Facebook just introduced a new way to track the websites you visit – and if you’re familiar with the tech giant’s history of data harvesting, that shouldn’t come as a surprise.
The new setting, called “Link History,” keeps track of all the webpages you’ve visited within Facebook’s mobile browser over the past 30 days. The links are then gathered together into an archive that you can view at any time.
On the surface, it sounds like the tool could be fairly beneficial… but for whom?
The Catch Behind the Convenience
Facebook’s parent company, Meta, will try to tell you that this new feature is for your benefit, of course. “Never lose a link again,” says the dialog box that pops up, encouraging you to leave Link History on the default setting: ON. The text continues: “When you allow link history, we may use your information to improve your ads across Meta technologies.”
And there it is – the raison d’être for this new tool: advertising.
On the one hand, you get a 30-day record of all your clicked links (which is useful for the occasional instance when you want to get back to a webpage you visited via the app and you can’t find it). But on the other hand, Facebook gets to shore up its massive data harvesting empire and targeted advertising apparatus. One would argue that Facebook comes out on top in that deal.

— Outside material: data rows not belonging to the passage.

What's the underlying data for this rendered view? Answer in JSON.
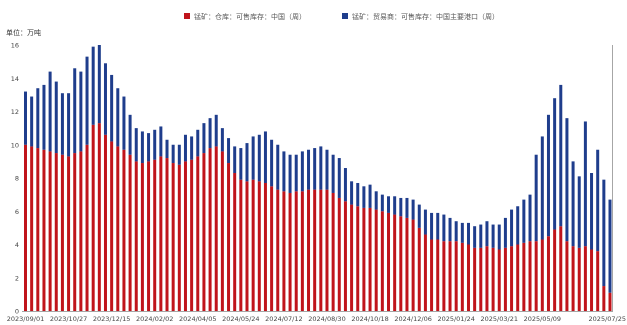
{
  "chart_data": {
    "type": "bar",
    "stacked": true,
    "ylabel": "单位：万吨",
    "ylim": [
      0,
      16
    ],
    "y_ticks": [
      0,
      2,
      4,
      6,
      8,
      10,
      12,
      14,
      16
    ],
    "grid": false,
    "legend": "top-center",
    "x_tick_labels": [
      "2023/09/01",
      "2023/10/27",
      "2023/12/15",
      "2024/02/02",
      "2024/04/05",
      "2024/05/24",
      "2024/07/12",
      "2024/08/30",
      "2024/10/18",
      "2024/12/06",
      "2025/01/24",
      "2025/03/21",
      "2025/05/09",
      "2025/07/25"
    ],
    "series": [
      {
        "name": "锰矿：仓库：可售库存：中国（周）",
        "color": "#c0141b",
        "values": [
          10.0,
          9.9,
          9.8,
          9.7,
          9.6,
          9.5,
          9.4,
          9.3,
          9.5,
          9.6,
          10.0,
          11.2,
          11.3,
          10.6,
          10.2,
          9.9,
          9.7,
          9.4,
          9.0,
          8.9,
          9.0,
          9.1,
          9.3,
          9.2,
          8.9,
          8.8,
          9.0,
          9.1,
          9.3,
          9.5,
          9.8,
          9.9,
          9.6,
          8.9,
          8.3,
          7.9,
          7.8,
          7.9,
          7.8,
          7.7,
          7.5,
          7.3,
          7.2,
          7.1,
          7.2,
          7.2,
          7.3,
          7.3,
          7.3,
          7.3,
          7.1,
          6.8,
          6.6,
          6.4,
          6.3,
          6.2,
          6.2,
          6.1,
          6.0,
          5.9,
          5.8,
          5.7,
          5.6,
          5.5,
          5.0,
          4.6,
          4.3,
          4.3,
          4.2,
          4.2,
          4.2,
          4.1,
          4.0,
          3.8,
          3.8,
          3.9,
          3.8,
          3.7,
          3.8,
          3.9,
          4.0,
          4.1,
          4.2,
          4.2,
          4.3,
          4.5,
          4.9,
          5.1,
          4.2,
          3.9,
          3.8,
          3.9,
          3.7,
          3.6,
          1.5,
          1.1
        ]
      },
      {
        "name": "锰矿：贸易商：可售库存：中国主要港口（周）",
        "color": "#1f3d8c",
        "values": [
          3.2,
          3.0,
          3.6,
          3.9,
          4.8,
          4.3,
          3.7,
          3.8,
          5.1,
          4.8,
          5.3,
          4.7,
          4.7,
          4.3,
          4.0,
          3.5,
          3.2,
          2.4,
          2.0,
          1.9,
          1.7,
          1.8,
          1.8,
          1.1,
          1.1,
          1.2,
          1.6,
          1.4,
          1.6,
          1.8,
          1.8,
          1.9,
          1.4,
          1.5,
          1.6,
          1.9,
          2.3,
          2.6,
          2.8,
          3.1,
          2.8,
          2.7,
          2.4,
          2.3,
          2.2,
          2.4,
          2.4,
          2.5,
          2.6,
          2.4,
          2.3,
          2.4,
          2.0,
          1.4,
          1.4,
          1.3,
          1.4,
          1.1,
          1.0,
          1.0,
          1.1,
          1.1,
          1.2,
          1.2,
          1.4,
          1.5,
          1.6,
          1.6,
          1.6,
          1.4,
          1.2,
          1.2,
          1.3,
          1.3,
          1.4,
          1.5,
          1.4,
          1.5,
          1.8,
          2.2,
          2.3,
          2.6,
          2.8,
          5.2,
          6.2,
          7.3,
          7.9,
          8.5,
          7.4,
          5.1,
          4.3,
          7.5,
          4.6,
          6.1,
          6.4,
          5.6
        ]
      }
    ]
  }
}
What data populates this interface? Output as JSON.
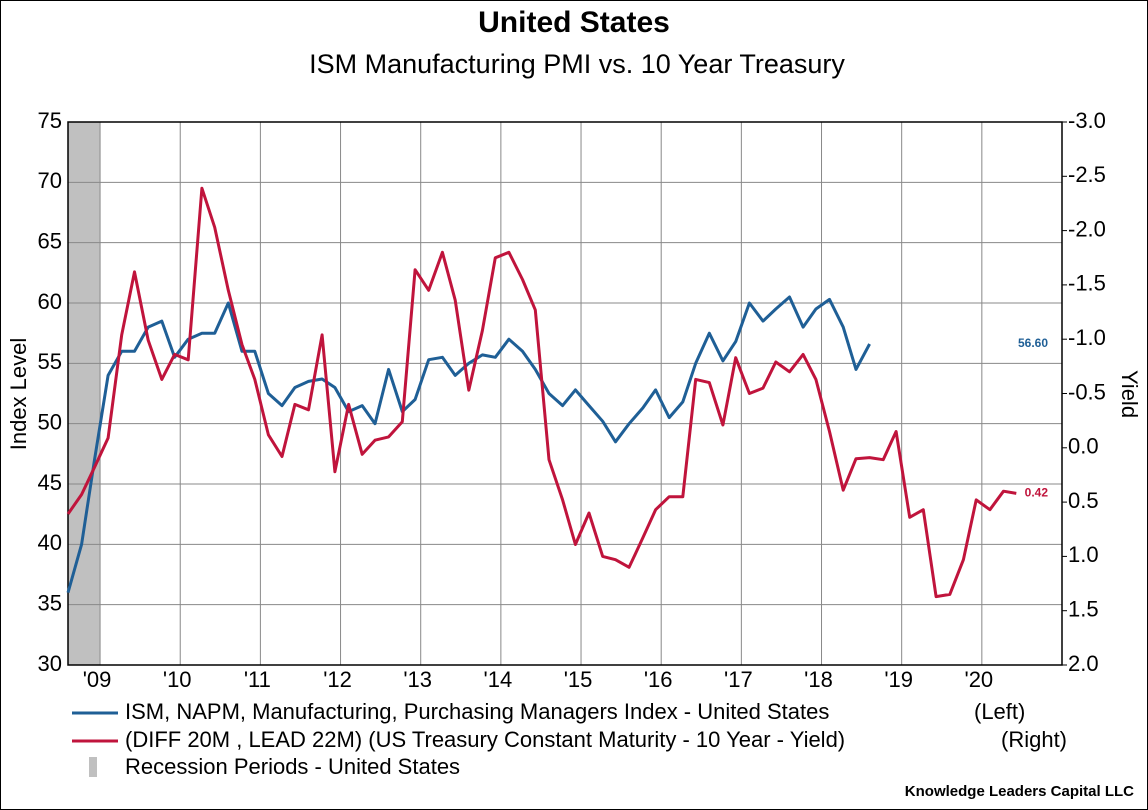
{
  "chart_data": {
    "type": "line",
    "title": "United States",
    "subtitle": "ISM Manufacturing PMI vs. 10 Year Treasury",
    "y_label": "Index Level",
    "y2_label": "Yield",
    "source": "Knowledge Leaders Capital LLC",
    "x": [
      2008.6,
      2008.77,
      2008.93,
      2009.1,
      2009.27,
      2009.43,
      2009.6,
      2009.77,
      2009.93,
      2010.1,
      2010.27,
      2010.43,
      2010.6,
      2010.77,
      2010.93,
      2011.1,
      2011.27,
      2011.43,
      2011.6,
      2011.77,
      2011.93,
      2012.1,
      2012.27,
      2012.43,
      2012.6,
      2012.77,
      2012.93,
      2013.1,
      2013.27,
      2013.43,
      2013.6,
      2013.77,
      2013.93,
      2014.1,
      2014.27,
      2014.43,
      2014.6,
      2014.77,
      2014.93,
      2015.1,
      2015.27,
      2015.43,
      2015.6,
      2015.77,
      2015.93,
      2016.1,
      2016.27,
      2016.43,
      2016.6,
      2016.77,
      2016.93,
      2017.1,
      2017.27,
      2017.43,
      2017.6,
      2017.77,
      2017.93,
      2018.1,
      2018.27,
      2018.43,
      2018.6,
      2018.77,
      2018.93,
      2019.1,
      2019.27,
      2019.43,
      2019.6,
      2019.77,
      2019.93,
      2020.1,
      2020.27,
      2020.43
    ],
    "xlim": [
      2008.6,
      2021.0
    ],
    "xticks": [
      {
        "value": 2009,
        "label": "'09"
      },
      {
        "value": 2010,
        "label": "'10"
      },
      {
        "value": 2011,
        "label": "'11"
      },
      {
        "value": 2012,
        "label": "'12"
      },
      {
        "value": 2013,
        "label": "'13"
      },
      {
        "value": 2014,
        "label": "'14"
      },
      {
        "value": 2015,
        "label": "'15"
      },
      {
        "value": 2016,
        "label": "'16"
      },
      {
        "value": 2017,
        "label": "'17"
      },
      {
        "value": 2018,
        "label": "'18"
      },
      {
        "value": 2019,
        "label": "'19"
      },
      {
        "value": 2020,
        "label": "'20"
      }
    ],
    "ylim": [
      30,
      75
    ],
    "yticks": [
      30,
      35,
      40,
      45,
      50,
      55,
      60,
      65,
      70,
      75
    ],
    "y2lim": [
      2,
      -3
    ],
    "y2ticks": [
      {
        "value": 2,
        "label": "2.0"
      },
      1.5,
      {
        "value": 1,
        "label": "1.0"
      },
      0.5,
      {
        "value": 0,
        "label": "0.0"
      },
      -0.5,
      {
        "value": -1,
        "label": "-1.0"
      },
      -1.5,
      {
        "value": -2,
        "label": "-2.0"
      },
      -2.5,
      {
        "value": -3,
        "label": "-3.0"
      }
    ],
    "grid": true,
    "recession": {
      "name": "Recession Periods - United States",
      "color": "#c0c0c0",
      "start": 2008.6,
      "end": 2009.0
    },
    "series": [
      {
        "name": "ISM, NAPM, Manufacturing, Purchasing Managers Index - United States",
        "side": "(Left)",
        "color": "#1f5f96",
        "axis": "y",
        "end_label": "56.60",
        "values": [
          36,
          40,
          47,
          54,
          56,
          56,
          58,
          58.5,
          55.5,
          57,
          57.5,
          57.5,
          60,
          56,
          56,
          52.5,
          51.5,
          53,
          53.5,
          53.7,
          53,
          51,
          51.5,
          50,
          54.5,
          51,
          52,
          55.3,
          55.5,
          54,
          55,
          55.7,
          55.5,
          57,
          56,
          54.5,
          52.5,
          51.5,
          52.8,
          51.5,
          50.2,
          48.5,
          50,
          51.3,
          52.8,
          50.5,
          51.8,
          55,
          57.5,
          55.2,
          56.8,
          60,
          58.5,
          59.5,
          60.5,
          58,
          59.5,
          60.3,
          58,
          54.5,
          56.6,
          null,
          null,
          null,
          null,
          null,
          null,
          null,
          null,
          null,
          null,
          null
        ]
      },
      {
        "name": "(DIFF 20M , LEAD 22M) (US Treasury Constant Maturity - 10 Year - Yield)",
        "side": "(Right)",
        "color": "#c0143c",
        "axis": "y2",
        "end_label": "0.42",
        "values": [
          0.61,
          0.43,
          0.18,
          -0.09,
          -1.04,
          -1.62,
          -0.99,
          -0.63,
          -0.86,
          -0.81,
          -2.39,
          -2.03,
          -1.45,
          -0.95,
          -0.63,
          -0.12,
          0.08,
          -0.4,
          -0.35,
          -1.04,
          0.22,
          -0.4,
          0.06,
          -0.07,
          -0.1,
          -0.24,
          -1.64,
          -1.45,
          -1.8,
          -1.36,
          -0.53,
          -1.08,
          -1.75,
          -1.8,
          -1.55,
          -1.27,
          0.11,
          0.48,
          0.89,
          0.6,
          1.0,
          1.03,
          1.1,
          0.83,
          0.57,
          0.45,
          0.45,
          -0.63,
          -0.6,
          -0.21,
          -0.83,
          -0.5,
          -0.55,
          -0.79,
          -0.7,
          -0.86,
          -0.63,
          -0.15,
          0.39,
          0.1,
          0.09,
          0.11,
          -0.15,
          0.64,
          0.57,
          1.37,
          1.35,
          1.03,
          0.48,
          0.57,
          0.4,
          0.42
        ]
      }
    ]
  }
}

But why now? With Apple and Google strengthening privacy restrictions and lawmakers tightening up tech regulations – as well as the digital marketing scene potentially trending toward a cookieless future – Meta may be looking for new avenues to preserve its ability to deliver hyper-targeted ads with user consent. That’s good news for marketers who are concerned about being able to continue reaching high-value consumers in the face of an uncertain future.
Does This Really Change Anything?
Given that Facebook has always kept track of the links you click on, the introduction of the Link History tool raises some questions. The major difference is that now Facebook users get to access that information themselves for the first time.
It’s arguably strategic on Meta’s part: make the feature seem useful and fun, so that users will willingly keep it turned on. Then, since they’ve offered users the choice and also made it clear that the data may be used for ads, Meta can claim that users gave informed consent to have ads targeted to them “across Meta technologies” based on their clicked links within the Facebook app.
But opting out of Link History could give users a false sense of privacy. The setting doesn’t apply when you access Facebook on desktop or when you click on links in Messenger. And it’s not as though Facebook is suddenly going to stop its invasive tracking of everything you do after you click a link and browse various webpages.
Plus, Facebook doesn’t mention whether the feature will apply to any of Meta’s other apps, like Instagram and WhatsApp – and the company already links your activity between its apps to build your advertising profile.
The new Link History feature seems to offer Facebook users more control over the way their data is used, but unfortunately, it’s opt-out instead of opt-in, it’s tough to interpret what it really means, the settings aren’t easy to find, and there are other “off-Facebook activity” data collection settings in separate locations. In other words, it’s very possible (even likely) that not much has actually changed.
How to Turn Off Link History
Many users may already have Link History turned on without being aware of it. Because it’s an opt-out feature, it’s easy to miss. Here’s how to disable it:
- Click on any link in the Facebook app to launch Facebook’s mobile browser.
- Tap the three dots at the top right (Android) or bottom right corner (iOS) and then select “Go to settings.”
- Turn off Link History by toggling the switch next to “Allow link history” and confirm your selection by tapping “Don’t allow.”
You can also disable Link History without having to visit an in-app link first, but it’s harder to do. You’ll have to click on the hamburger menu at the top or bottom right corner, scroll down and tap on “Settings & privacy” to open the dropdown menu, select “Settings,” scroll down to the Preferences section, tap on “Browser,” and then toggle the Link History switch on or off as desired.
Once Link History has been disabled, your archive of clicked links will immediately be cleared and you’ll no longer be able to view any of the links you’ve visited. It could take Meta up to 90 days to complete the deletion process on the back end, however.
The tech industry may have to grapple with much stricter data harvesting and privacy laws in the future. European Union regulators, for instance, say that companies need to start getting real consent – not just “agree-or-don’t-use-our-platform” strong-armed permission – to track users online and gather their personal data for targeted advertising.
So for the privacy-conscious consumer, perhaps one of these days it won’t matter if Facebook Link History is enabled because the protections around data privacy will have caught up with companies’ practices. But in the meantime, it’s good to be aware of what the Link History feature does and doesn’t do.
And hey, if you just want to be able to go back and easily find the link to that chocolate chip cookie recipe you clicked on last week, that’s up to you.